« L’Amérique, l’Amérique, je veux l’avoir et je l’aurai ».
Encore faut-il en passer par Ellis Island en ce début de vingtième siècle lorsque l’on est un immigré européen voyageant en troisième classe.

C’est à cette triste réalité que se heurtent Tonio, sicilien et fils de vacher devant à son infirmité (il souffre d’une asymétrie des jambes) d’avoir eu le privilège d’apprendre à lire et à écrire, et Giuseppe, maçon originaire du nord de l’Italie fuyant la mafia et la police.
Si le premier, qui parle couramment anglais, semble pouvoir de prime abord espérer un passage rapide, le second se voit refouler d’emblée parce que disposant d’un contrat de travail aux États-Unis, ce qui est strictement interdit pour un étranger encore présent sur l’île.
La bande dessinée de Philippe Charlot et de Miras plongent le lecteur dans les entrailles du centre « de tri » des États-Unis pour les immigrants embarqués à destination de New-York.

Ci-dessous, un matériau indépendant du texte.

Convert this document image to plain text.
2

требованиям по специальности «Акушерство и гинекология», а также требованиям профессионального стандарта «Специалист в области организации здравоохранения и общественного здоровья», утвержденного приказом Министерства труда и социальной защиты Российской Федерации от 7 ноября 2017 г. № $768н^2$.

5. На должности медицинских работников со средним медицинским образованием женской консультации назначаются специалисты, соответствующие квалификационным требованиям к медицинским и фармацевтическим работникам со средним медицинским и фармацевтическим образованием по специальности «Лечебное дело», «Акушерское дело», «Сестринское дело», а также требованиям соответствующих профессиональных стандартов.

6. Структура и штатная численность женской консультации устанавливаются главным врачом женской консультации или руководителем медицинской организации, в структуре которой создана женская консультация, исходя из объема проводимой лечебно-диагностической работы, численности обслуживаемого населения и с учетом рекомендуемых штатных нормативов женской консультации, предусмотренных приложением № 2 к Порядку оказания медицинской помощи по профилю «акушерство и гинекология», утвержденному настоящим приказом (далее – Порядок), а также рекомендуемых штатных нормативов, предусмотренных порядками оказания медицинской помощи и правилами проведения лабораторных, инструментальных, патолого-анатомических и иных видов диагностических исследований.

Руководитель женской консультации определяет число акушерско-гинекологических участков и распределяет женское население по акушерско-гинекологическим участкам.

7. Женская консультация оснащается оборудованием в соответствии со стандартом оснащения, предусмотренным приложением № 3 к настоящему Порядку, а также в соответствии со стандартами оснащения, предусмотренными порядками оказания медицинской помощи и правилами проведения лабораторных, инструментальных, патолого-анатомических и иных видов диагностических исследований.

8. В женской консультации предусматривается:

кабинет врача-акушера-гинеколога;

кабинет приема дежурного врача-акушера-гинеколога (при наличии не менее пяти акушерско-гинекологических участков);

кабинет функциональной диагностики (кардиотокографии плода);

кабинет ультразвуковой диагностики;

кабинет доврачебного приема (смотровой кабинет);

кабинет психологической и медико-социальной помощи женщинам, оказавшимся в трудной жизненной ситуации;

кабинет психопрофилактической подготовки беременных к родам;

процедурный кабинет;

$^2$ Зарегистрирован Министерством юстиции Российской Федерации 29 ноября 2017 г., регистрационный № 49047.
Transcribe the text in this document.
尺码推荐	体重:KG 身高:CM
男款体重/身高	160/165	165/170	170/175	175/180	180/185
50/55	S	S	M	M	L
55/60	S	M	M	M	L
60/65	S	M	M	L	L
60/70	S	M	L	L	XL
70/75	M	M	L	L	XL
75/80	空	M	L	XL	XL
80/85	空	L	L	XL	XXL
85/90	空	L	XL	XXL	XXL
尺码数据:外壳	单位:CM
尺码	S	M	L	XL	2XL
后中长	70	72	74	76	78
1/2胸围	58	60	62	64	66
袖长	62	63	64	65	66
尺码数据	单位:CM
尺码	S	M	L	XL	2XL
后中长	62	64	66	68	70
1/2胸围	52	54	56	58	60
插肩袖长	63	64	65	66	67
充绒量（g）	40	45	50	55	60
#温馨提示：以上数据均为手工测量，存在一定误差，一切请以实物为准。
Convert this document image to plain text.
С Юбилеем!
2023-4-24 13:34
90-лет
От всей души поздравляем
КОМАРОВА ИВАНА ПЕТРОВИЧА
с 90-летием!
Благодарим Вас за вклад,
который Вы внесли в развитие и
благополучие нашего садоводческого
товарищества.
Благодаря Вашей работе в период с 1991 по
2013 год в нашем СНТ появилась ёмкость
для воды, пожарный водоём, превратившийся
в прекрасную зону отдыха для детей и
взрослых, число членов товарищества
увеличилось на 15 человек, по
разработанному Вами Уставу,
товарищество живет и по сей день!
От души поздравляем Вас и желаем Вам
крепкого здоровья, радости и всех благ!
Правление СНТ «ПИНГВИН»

Plus de 12 millions d’étrangers y ont transité, subissant des interrogatoires absurdes avec des questions comme « êtes-vous polygame ? » ou encore « êtes-vous anarchiste ? ».
Le mépris, l’arbitraire, et le racisme « ordinaire » des agents affectés à « la porte d’entrée de l’Amérique » est très bien mis en avant par les deux auteurs qui ont su restituer les conditions abominables de traitement (les marques à la craie infamantes, entre autres, signalant leurs maladies réelles ou supposées) de ces hommes et de ces femmes en attente de la précieuse autorisation de se rendre enfin sur le sol de leur nouvelle patrie ou de s’en voir tout simplement définitivement refoulés.

 

Une exploitation pédagogique de cet agréable roman graphique pourra être envisagée puisqu’il est accompagné d’un petit dossier bien documenté sur les migrants et les conditions de leur « accueil » à Ellis Island.